How to Reduce Your Brokerage Fees

5 mins read
by Angel One

Stocks allow for individuals to lay claim on varied businesses by investing a portion of their money in a given company. This provides them with ownership to a fraction of the company along with its assets and profits equivalent to the quantity of stocks they possess. Multiple stocks of a single kind are referred to as shares. Companies benefit by opening up their ownership in this fashion as it fuels their operations and allows them to be more fiscally solvent. They issue new shares as and when they need to raise additional capital. Buyers can invest in either common or preferred stocks based on the gamble they are willing to take.

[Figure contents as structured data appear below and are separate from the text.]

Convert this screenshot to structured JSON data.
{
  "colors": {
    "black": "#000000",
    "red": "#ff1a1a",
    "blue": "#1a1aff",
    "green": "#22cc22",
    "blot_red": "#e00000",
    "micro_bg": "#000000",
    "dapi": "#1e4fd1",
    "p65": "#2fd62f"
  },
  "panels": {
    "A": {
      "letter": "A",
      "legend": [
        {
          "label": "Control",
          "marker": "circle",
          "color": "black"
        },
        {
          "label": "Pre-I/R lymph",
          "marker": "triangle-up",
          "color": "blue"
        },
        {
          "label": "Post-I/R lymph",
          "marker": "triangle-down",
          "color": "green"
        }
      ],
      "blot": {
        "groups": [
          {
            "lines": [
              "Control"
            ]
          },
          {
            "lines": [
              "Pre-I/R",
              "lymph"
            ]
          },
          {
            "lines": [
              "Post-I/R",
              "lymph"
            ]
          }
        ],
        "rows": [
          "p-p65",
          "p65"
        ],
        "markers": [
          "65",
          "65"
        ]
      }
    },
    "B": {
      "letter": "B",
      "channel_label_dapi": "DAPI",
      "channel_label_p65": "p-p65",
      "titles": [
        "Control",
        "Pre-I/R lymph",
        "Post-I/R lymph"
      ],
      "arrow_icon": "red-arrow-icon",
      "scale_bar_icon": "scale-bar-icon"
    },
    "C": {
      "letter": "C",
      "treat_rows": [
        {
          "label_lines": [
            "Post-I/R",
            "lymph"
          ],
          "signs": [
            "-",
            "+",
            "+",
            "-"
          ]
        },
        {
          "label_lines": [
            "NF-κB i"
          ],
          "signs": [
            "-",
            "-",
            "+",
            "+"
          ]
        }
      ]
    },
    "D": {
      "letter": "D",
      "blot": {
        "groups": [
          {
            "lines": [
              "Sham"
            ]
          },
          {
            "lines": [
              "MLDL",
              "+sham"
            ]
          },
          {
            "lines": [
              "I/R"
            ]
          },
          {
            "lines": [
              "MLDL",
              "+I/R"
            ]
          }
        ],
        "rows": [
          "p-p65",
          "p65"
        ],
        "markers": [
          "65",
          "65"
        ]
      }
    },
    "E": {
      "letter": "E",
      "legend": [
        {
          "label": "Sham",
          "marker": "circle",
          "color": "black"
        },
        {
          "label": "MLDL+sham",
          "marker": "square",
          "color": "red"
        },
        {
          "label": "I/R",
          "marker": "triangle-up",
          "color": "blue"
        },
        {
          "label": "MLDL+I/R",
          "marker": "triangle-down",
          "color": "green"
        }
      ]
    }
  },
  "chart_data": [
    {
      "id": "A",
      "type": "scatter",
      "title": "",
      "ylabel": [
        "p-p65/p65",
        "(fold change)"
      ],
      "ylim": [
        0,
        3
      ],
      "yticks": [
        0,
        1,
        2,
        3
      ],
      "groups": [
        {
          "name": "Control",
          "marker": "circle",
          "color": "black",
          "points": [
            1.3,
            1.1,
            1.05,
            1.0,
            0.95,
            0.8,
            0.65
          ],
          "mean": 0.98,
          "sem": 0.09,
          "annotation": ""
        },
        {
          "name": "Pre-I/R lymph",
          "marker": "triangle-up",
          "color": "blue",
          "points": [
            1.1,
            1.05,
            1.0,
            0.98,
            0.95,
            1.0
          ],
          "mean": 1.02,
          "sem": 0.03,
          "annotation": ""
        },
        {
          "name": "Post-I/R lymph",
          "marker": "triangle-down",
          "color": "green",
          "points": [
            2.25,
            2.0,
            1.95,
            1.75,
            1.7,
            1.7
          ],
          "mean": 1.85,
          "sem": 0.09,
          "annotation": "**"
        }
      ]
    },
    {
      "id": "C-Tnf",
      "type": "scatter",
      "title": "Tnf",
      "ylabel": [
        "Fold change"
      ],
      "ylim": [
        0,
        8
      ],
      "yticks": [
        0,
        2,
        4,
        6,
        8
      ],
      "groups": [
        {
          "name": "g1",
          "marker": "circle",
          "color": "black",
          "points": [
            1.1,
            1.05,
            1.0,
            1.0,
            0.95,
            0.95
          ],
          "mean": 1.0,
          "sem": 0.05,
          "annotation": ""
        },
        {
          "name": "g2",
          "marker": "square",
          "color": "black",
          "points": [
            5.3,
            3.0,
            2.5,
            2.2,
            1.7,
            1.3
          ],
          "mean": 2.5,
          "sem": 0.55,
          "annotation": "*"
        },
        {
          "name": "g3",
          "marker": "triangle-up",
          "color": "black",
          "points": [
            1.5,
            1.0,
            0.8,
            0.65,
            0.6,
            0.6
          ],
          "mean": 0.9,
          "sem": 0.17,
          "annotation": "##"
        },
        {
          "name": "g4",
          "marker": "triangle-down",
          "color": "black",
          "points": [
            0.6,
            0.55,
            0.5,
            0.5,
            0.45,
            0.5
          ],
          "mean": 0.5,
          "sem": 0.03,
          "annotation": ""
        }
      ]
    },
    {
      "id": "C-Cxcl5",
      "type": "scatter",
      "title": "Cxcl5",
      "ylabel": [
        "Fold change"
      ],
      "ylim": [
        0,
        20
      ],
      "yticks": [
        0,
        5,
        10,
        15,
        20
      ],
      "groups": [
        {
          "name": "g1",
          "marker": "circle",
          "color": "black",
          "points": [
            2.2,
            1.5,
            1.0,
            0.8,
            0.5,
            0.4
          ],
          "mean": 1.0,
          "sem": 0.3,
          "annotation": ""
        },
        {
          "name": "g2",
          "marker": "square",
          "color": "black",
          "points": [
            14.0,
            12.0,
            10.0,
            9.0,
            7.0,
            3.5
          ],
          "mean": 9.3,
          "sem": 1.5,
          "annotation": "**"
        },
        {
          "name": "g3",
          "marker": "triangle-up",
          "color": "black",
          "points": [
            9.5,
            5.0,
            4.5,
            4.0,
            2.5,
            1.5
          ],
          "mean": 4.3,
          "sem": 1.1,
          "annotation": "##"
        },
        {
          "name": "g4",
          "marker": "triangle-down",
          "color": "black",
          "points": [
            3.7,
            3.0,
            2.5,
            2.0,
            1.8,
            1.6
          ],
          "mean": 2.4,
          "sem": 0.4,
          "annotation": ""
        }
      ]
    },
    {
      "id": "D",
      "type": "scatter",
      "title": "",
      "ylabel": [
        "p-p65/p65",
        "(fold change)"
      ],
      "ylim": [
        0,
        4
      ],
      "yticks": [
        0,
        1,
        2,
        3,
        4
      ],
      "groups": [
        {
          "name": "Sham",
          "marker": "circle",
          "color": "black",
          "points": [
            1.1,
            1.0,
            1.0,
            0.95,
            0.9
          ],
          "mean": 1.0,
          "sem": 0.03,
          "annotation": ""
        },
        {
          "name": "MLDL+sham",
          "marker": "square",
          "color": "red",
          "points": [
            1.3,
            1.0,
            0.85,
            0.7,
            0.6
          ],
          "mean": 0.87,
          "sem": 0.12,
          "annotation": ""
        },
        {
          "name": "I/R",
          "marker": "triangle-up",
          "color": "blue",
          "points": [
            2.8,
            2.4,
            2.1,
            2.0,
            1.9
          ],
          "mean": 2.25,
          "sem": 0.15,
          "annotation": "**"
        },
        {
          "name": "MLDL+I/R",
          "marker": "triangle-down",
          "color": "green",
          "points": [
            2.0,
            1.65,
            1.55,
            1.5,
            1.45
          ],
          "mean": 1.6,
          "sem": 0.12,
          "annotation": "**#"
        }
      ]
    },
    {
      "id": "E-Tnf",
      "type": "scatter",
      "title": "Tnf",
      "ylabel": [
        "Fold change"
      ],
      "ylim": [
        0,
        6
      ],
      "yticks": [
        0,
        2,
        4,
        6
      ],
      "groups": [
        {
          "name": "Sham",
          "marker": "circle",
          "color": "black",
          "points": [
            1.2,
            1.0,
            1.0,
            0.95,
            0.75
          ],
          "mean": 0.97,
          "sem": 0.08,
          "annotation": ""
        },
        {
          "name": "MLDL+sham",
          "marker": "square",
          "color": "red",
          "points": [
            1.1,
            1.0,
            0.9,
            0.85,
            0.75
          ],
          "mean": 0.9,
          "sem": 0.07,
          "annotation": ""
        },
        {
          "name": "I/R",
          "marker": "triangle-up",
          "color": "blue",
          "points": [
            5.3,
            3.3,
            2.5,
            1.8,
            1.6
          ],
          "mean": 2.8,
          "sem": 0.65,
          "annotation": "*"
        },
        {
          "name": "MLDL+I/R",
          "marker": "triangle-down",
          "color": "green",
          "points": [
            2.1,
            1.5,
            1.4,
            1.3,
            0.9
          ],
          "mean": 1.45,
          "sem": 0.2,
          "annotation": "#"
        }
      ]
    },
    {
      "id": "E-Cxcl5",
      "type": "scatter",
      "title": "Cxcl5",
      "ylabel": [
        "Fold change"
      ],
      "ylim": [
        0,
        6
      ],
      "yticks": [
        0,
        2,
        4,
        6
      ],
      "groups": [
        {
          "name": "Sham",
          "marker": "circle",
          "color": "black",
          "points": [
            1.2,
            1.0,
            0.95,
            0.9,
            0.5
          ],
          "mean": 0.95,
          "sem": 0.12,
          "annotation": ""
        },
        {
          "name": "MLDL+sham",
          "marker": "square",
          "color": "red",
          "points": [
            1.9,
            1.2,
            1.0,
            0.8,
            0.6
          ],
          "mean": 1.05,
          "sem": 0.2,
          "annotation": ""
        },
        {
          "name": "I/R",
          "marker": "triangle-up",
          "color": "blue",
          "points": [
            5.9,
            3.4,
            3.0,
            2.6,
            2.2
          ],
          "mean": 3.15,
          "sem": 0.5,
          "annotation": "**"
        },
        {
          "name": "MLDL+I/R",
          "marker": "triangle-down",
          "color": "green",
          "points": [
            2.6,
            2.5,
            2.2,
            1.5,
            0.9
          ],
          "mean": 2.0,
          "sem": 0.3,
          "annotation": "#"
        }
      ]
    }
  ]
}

Buyers and sellers of varied stocks constitute the stock market. Within the stock market trades can be electronic, over the counter or via varied stock exchanges. Stock exchanges provide the infrastructure within which the sale and purchase of these stocks is made. This includes assuring its participants of price transparency, liquidity, price discovery and fair dealings over the course of all trading activity. The stock market contains a roster of all companies that offer public investors with the opportunity to avail of their shares. In addition to stocks, financial securities of a different nature can also be traded. These include commodities, currencies and bonds. Stock markets allow for secure and regulated environs under low operational risks.

What are brokerage fees?

In order to help buyers navigate the stock market with ease varied units operate as professional traders. They may be individual brokers or registered representatives who act alone or under a brokerage firm. Brokers derive a revenue on a commission basis although their manner of compensation may vary based on their employer. Historically, brokerage fees have been expensive as they offer a wide range of services most of which contribute to the generation of wealth. Brokerage fees exist in order to cover a wide range of costs including those associated with maintaining client accounts, research, and providing access to investment platforms. They may be a fixed payment or could cut into a given percentage of the balance available in a clients account. They may also be used as an insurance in instances of if dormant client accounts.

What is discount brokerage, when did it begin & what does it allow for?

Prior to the ease with which the internet and virtual communication were made possible, being able to afford a broker was an expensive enterprise. With advances made in the digital world it is now possible to consult brokers and avail of their services over different mediums. Most brokers providing services online offer these to a wider gamut of investors – some of whom have a smaller spending capacity. This has brought about the creation of discount brokers who offer only a limited range of services as opposed to full-service brokers. The latter provide their clients with personal consultations, tax and estate planning services. As discount brokers offer limited services, their brokerage fees aren’t as exorbitant, making them feasible options for those looking to cut costs. This is especially beneficial to those investors who actively buy and sell securities on the regular. Traders who have concise portfolios or those that only want trades executed on their behalf account for clients of discount brokers.

Ways to reduce brokerage fees –

By honing one’s investing knowledge one can potentially afford to select a discount broker rather than one that provides full-service thereby reducing brokerage fees. This of course means that one needs to be fluent with the market which more often than not only occurs over a period of time. Current financial status and financial goals need to be considered before deciding whether reducing brokerage fees and availing of a fraction of the traditional services provided is a viable option for you. Additionally, brokerage fees can be reduced by the following methods –

(i) Investing in exchange-traded funds (ETFs) rather than mutual funds as they almost always have lower expense ratios than mutual funds at par with them. ETFs are good options for those who have limited investment and market experience. They allow for investors to carry out long term goals as they are more passive in nature.

(ii)  Stocks that ask for front-end / entry loads – commissions paid at the time of purchase of a stock, or back-end / exit loads – fees paid when stocks are redeemed or so, can be avoided in order to reduce expenses.

(iii) Availing of robo-advisory services rather than those of traditional brokerage companies or professionals. Although the assets under advisory within Indian robo-advisories is comparatively lower than those in the United States or the United Kingdom, they are promising. Since robo-advisories don’t make use of any given individual to physically manage client accounts – as they are automated, their inhouse costs of operating are lower. They can therefore afford to charge prospective clients lowers fees. Presently, the vast majority of those taking advantage of robo-advisories are young people and millennials aged between 25 and 38 years old as per a survey conducted by CAMS in 2019.

(iv) Understand the difference between intraday trading charges and delivery charges. The former constitutes a smaller percentage as shares are bought and sold within a given day. The latter costs more due to stocks being held for a longer period of time.

(v)  Always look for benefits which range from brokerage cashback to discounts on Annual Maintenance Charges (AMC) directed towards your demat account.

(vi) Familiarize yourself with all fees associated with availing of brokerage services – including those that might be hidden such that you aren’t caught unawares in the future and don’t overspend. Brokerage firm disclosures highlight potential conflicts of interest. They must be read and understood prior to availing their services.